The part of "natural burial" that troubles me most is the people that the family would be working with.  If their worldview and their theological perspective is the complete opposite of that of the grieving family, would that cause problems?  And if so, which would be easier to take: their weirdness or going along with Standard Procedure?

Current info on Wisconsin laws can be found here.
More info can be found in the 
video "A Family Undertaking."

Monday, July 14, 2014

Romans + Galatians

So that's why the sem makes guys take a course in either Romans or Galatians -- they say SO much the same thing!

Romans 7 -- I can't do the good I want to do. 
Galatians 5:17 "The flesh lusts against the Spirit, and the Spirit against the flesh; and these are contrary to one another, so that you do not do the things that you wish."

Romans 8:14 Those led by the Spirit of God are "sons of God."
Galatians 5:18  Those led by the Spirit of God "are not under the law."
Earlier in Galatians, Paul is on about how being-a-son means you're not-under-law.

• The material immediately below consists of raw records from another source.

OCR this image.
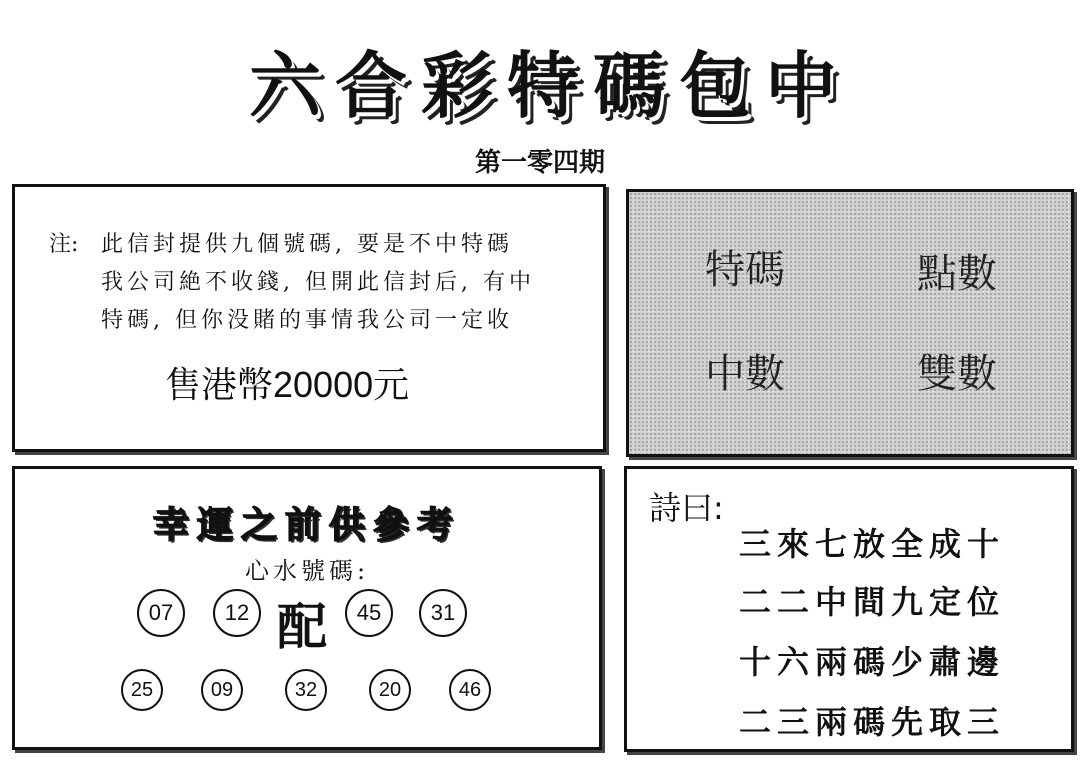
六合彩特碼包中
第一零四期
注: 此信封提供九個號碼, 要是不中特碼
我公司絶不收錢, 但開此信封后, 有中
特碼, 但你没賭的事情我公司一定收
售港幣20000元
特碼	點數
中數	雙數
幸運之前供參考
心水號碼:
07	12 配	45	31
25	09	32	20	46
詩曰:
三來七放全成十
二二中間九定位
十六兩碼少肅邊
二三兩碼先取三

Galatians 3:29 and 4:7 We are heirs according to the promise, no longer slaves but sons, an heir of God through Christ.
Romans 8:16-17 We are children of God, joint heirs with Christ.

Sunday, July 13, 2014


1. The book I'm reading about introverts and extroverts is full of stories.  More stories than research.  Anecdotal evidence doesn't bother me.  I usually enjoy stories.

2.  But one of the stories is about Al Gore and his passionate work to save the world from global warming.  Or climate change.  Or whatever we're calling it these days.  The author makes the point that Mr Gore worked doggedly on this issue for decades.  Few people listened to him because he is an introvert and doesn't make his case in a splashy way that draws the attention of extroverts.  She pointed out that Gore's movie finally woke up people to the danger we're in, so we're finally taking seriously the necessity to save the planet.

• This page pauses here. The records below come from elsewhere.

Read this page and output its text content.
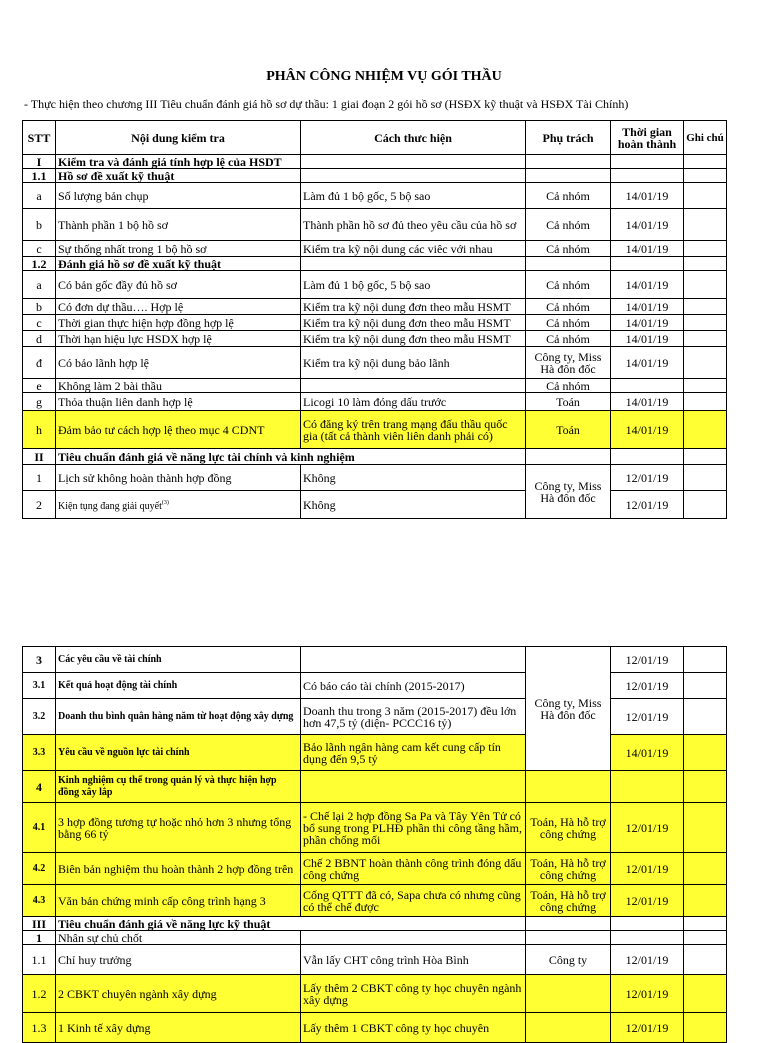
PHÂN CÔNG NHIỆM VỤ GÓI THẦU
- Thực hiện theo chương III Tiêu chuẩn đánh giá hồ sơ dự thầu: 1 giai đoạn 2 gói hồ sơ (HSĐX kỹ thuật và HSĐX Tài Chính)
STT	Nội dung kiểm tra	Cách thưc hiện	Phụ trách	Thời gian hoàn thành	Ghi chú
I	Kiểm tra và đánh giá tính hợp lệ của HSDT				
1.1	Hồ sơ đề xuất kỹ thuật				
a	Số lượng bản chụp	Làm đủ 1 bộ gốc, 5 bộ sao	Cả nhóm	14/01/19	
b	Thành phần 1 bộ hồ sơ	Thành phần hồ sơ đủ theo yêu cầu của hồ sơ	Cả nhóm	14/01/19	
c	Sự thống nhất trong 1 bộ hồ sơ	Kiểm tra kỹ nội dung các viêc với nhau	Cả nhóm	14/01/19	
1.2	Đánh giá hồ sơ đề xuất kỹ thuật				
a	Có bản gốc đầy đủ hồ sơ	Làm đủ 1 bộ gốc, 5 bộ sao	Cả nhóm	14/01/19	
b	Có đơn dự thầu…. Hợp lệ	Kiểm tra kỹ nội dung đơn theo mẫu HSMT	Cả nhóm	14/01/19	
c	Thời gian thực hiện hợp đồng hợp lệ	Kiểm tra kỹ nội dung đơn theo mẫu HSMT	Cả nhóm	14/01/19	
d	Thời hạn hiệu lực HSDX hợp lệ	Kiểm tra kỹ nội dung đơn theo mẫu HSMT	Cả nhóm	14/01/19	
đ	Có bảo lãnh hợp lệ	Kiểm tra kỹ nội dung bảo lãnh	Công ty, Miss Hà đôn đốc	14/01/19	
e	Không làm 2 bài thầu		Cả nhóm		
g	Thỏa thuận liên danh hợp lệ	Licogi 10 làm đóng dấu trước	Toán	14/01/19	
h	Đảm bảo tư cách hợp lệ theo mục 4 CDNT	Có đăng ký trên trang mạng đấu thầu quốc gia (tất cả thành viên liên danh phải có)	Toán	14/01/19	
II	Tiêu chuẩn đánh giá về năng lực tài chính và kinh nghiệm				
1	Lịch sử không hoàn thành hợp đồng	Không	Công ty, Miss Hà đôn đốc	12/01/19	
2	Kiện tụng đang giải quyết$^{(3)}$	Không		12/01/19	
3	Các yêu cầu về tài chính		Công ty, Miss Hà đôn đốc	12/01/19	
3.1	Kết quả hoạt động tài chính	Có báo cáo tài chính (2015-2017)		12/01/19	
3.2	Doanh thu bình quân hàng năm từ hoạt động xây dựng	Doanh thu trong 3 năm (2015-2017) đều lớn hơn 47,5 tỷ (diện- PCCC16 tỷ)		12/01/19	
3.3	Yêu cầu về nguồn lực tài chính	Bảo lãnh ngân hàng cam kết cung cấp tín dụng đến 9,5 tỷ		14/01/19	
4	Kinh nghiệm cụ thể trong quản lý và thực hiện hợp đồng xây lắp				
4.1	3 hợp đồng tương tự hoặc nhỏ hơn 3 nhưng tổng bằng 66 tỷ	- Chế lại 2 hợp đồng Sa Pa và Tây Yên Tử có bổ sung trong PLHĐ phần thi công tầng hầm, phần chống mối	Toán, Hà hỗ trợ công chứng	12/01/19	
4.2	Biên bản nghiệm thu hoàn thành 2 hợp đồng trên	Chế 2 BBNT hoàn thành công trình đóng dấu công chứng	Toán, Hà hỗ trợ công chứng	12/01/19	
4.3	Văn bản chứng minh cấp công trình hạng 3	Cống QTTT đã có, Sapa chưa có nhưng cũng có thể chế được	Toán, Hà hỗ trợ công chứng	12/01/19	
III	Tiêu chuẩn đánh giá về năng lực kỹ thuật				
1	Nhân sự chủ chốt				
1.1	Chỉ huy trưởng	Vẫn lấy CHT công trình Hòa Bình	Công ty	12/01/19	
1.2	2 CBKT chuyên ngành xây dựng	Lấy thêm 2 CBKT công ty học chuyên ngành xây dựng		12/01/19	
1.3	1 Kinh tế xây dựng	Lấy thêm 1 CBKT công ty học chuyên		12/01/19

Normally, I will read such things and shake my head in disbelief.  I may crab about it a bit.  (Or more.)  And then I'll go on, taking the good parts of the book and ignoring the bad.  But this kind of book?  If the author believes the global warming and climate change are real, can I believe other things she says? 

3.  To add to my skepticism, she characterized the "Western God" as an extrovert, as seen in Jesus Christ Superstar where God's "son Jesus is kind and tender, but also a charismatic, crowd-pleasing man of influence."

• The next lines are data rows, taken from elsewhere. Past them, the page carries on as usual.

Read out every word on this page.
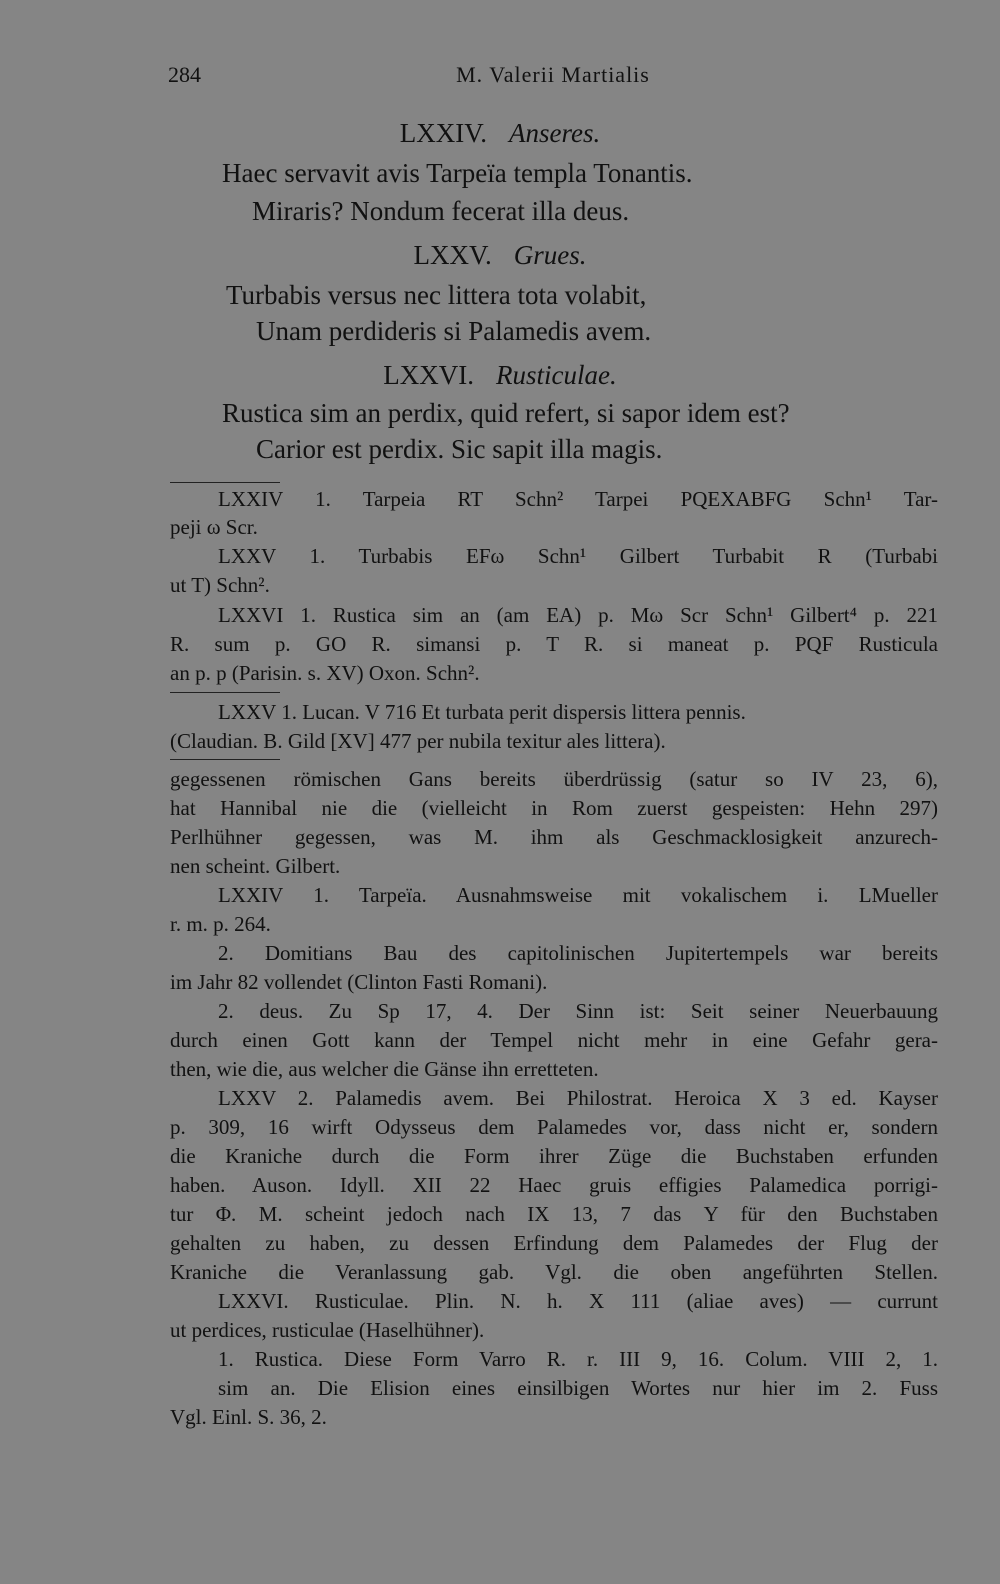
284	M. Valerii Martialis
LXXIV. Anseres.
Haec servavit avis Tarpeïa templa Tonantis.
Miraris? Nondum fecerat illa deus.
LXXV. Grues.
Turbabis versus nec littera tota volabit,
Unam perdideris si Palamedis avem.
LXXVI. Rusticulae.
Rustica sim an perdix, quid refert, si sapor idem est?
Carior est perdix. Sic sapit illa magis.
LXXIV 1. Tarpeia RT Schn² Tarpei PQEXABFG Schn¹ Tar-
peji ω Scr.
LXXV 1. Turbabis EFω Schn¹ Gilbert Turbabit R (Turbabi
ut T) Schn².
LXXVI 1. Rustica sim an (am EA) p. Mω Scr Schn¹ Gilbert⁴ p. 221
R. sum p. GO R. simansi p. T R. si maneat p. PQF Rusticula
an p. p (Parisin. s. XV) Oxon. Schn².
LXXV 1. Lucan. V 716 Et turbata perit dispersis littera pennis.
(Claudian. B. Gild [XV] 477 per nubila texitur ales littera).
gegessenen römischen Gans bereits überdrüssig (satur so IV 23, 6),
hat Hannibal nie die (vielleicht in Rom zuerst gespeisten: Hehn 297)
Perlhühner gegessen, was M. ihm als Geschmacklosigkeit anzurech-
nen scheint. Gilbert.
LXXIV 1. Tarpeïa. Ausnahmsweise mit vokalischem i. LMueller
r. m. p. 264.
2. Domitians Bau des capitolinischen Jupitertempels war bereits
im Jahr 82 vollendet (Clinton Fasti Romani).
2. deus. Zu Sp 17, 4. Der Sinn ist: Seit seiner Neuerbauung
durch einen Gott kann der Tempel nicht mehr in eine Gefahr gera-
then, wie die, aus welcher die Gänse ihn erretteten.
LXXV 2. Palamedis avem. Bei Philostrat. Heroica X 3 ed. Kayser
p. 309, 16 wirft Odysseus dem Palamedes vor, dass nicht er, sondern
die Kraniche durch die Form ihrer Züge die Buchstaben erfunden
haben. Auson. Idyll. XII 22 Haec gruis effigies Palamedica porrigi-
tur Φ. M. scheint jedoch nach IX 13, 7 das Υ für den Buchstaben
gehalten zu haben, zu dessen Erfindung dem Palamedes der Flug der
Kraniche die Veranlassung gab. Vgl. die oben angeführten Stellen.
LXXVI. Rusticulae. Plin. N. h. X 111 (aliae aves) — currunt
ut perdices, rusticulae (Haselhühner).
1. Rustica. Diese Form Varro R. r. III 9, 16. Colum. VIII 2, 1.
sim an. Die Elision eines einsilbigen Wortes nur hier im 2. Fuss
Vgl. Einl. S. 36, 2.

Okay, maybe the Lord is an extrovert.  (What He's all about is giving Himself to others, pouring Himself out for us.)    But the author's source for this insight?

For real?  Jesus Christ Superstar?

4.  I did like the section on sensitivity, conscience, and guilt.  Apparently, introverts tend to feel guilty even when they've done nothing wrong.  They tend to feel embarrassed themselves when friends are teased.  They may fail lie-detector tests even when they're telling the truth. 

Story:  One day my brother and I came home from grade school on our lunch-hour. David and I watched one kid walking on the other side of the street take off his jacket.  Then he swung it at another kid, whipping him again and again.  That day Dad was working nearby so he happened to be home for lunch too.  As we told the story of the mean boy, Dad got mad.  He was angry at the kid for hurting the other child.  He went on and on about how the jacket-zipper could have cut the other child or injured an eye.  As an adult, I realize that everything Dad said that day was reasonable.  But in the midst of the situation, I felt accused.  I remember spouting, "Why are you mad at us?  We didn't do anything wrong!  We didn't hit anybody!"  Poor Dad.  He probably wondered where I came up with such a statement. 

And thus, the section about introverts feeling excess guilt resonated with me.

Queen of Heaven

Jeremiah calls the people to repentance for their offerings and their prayers to the "queen of heaven," Asherah.

It seems very odd that the Roman Catholic church would choose that phrase as a title for Mary, given the scriptural use of the term to refer to a false goddess.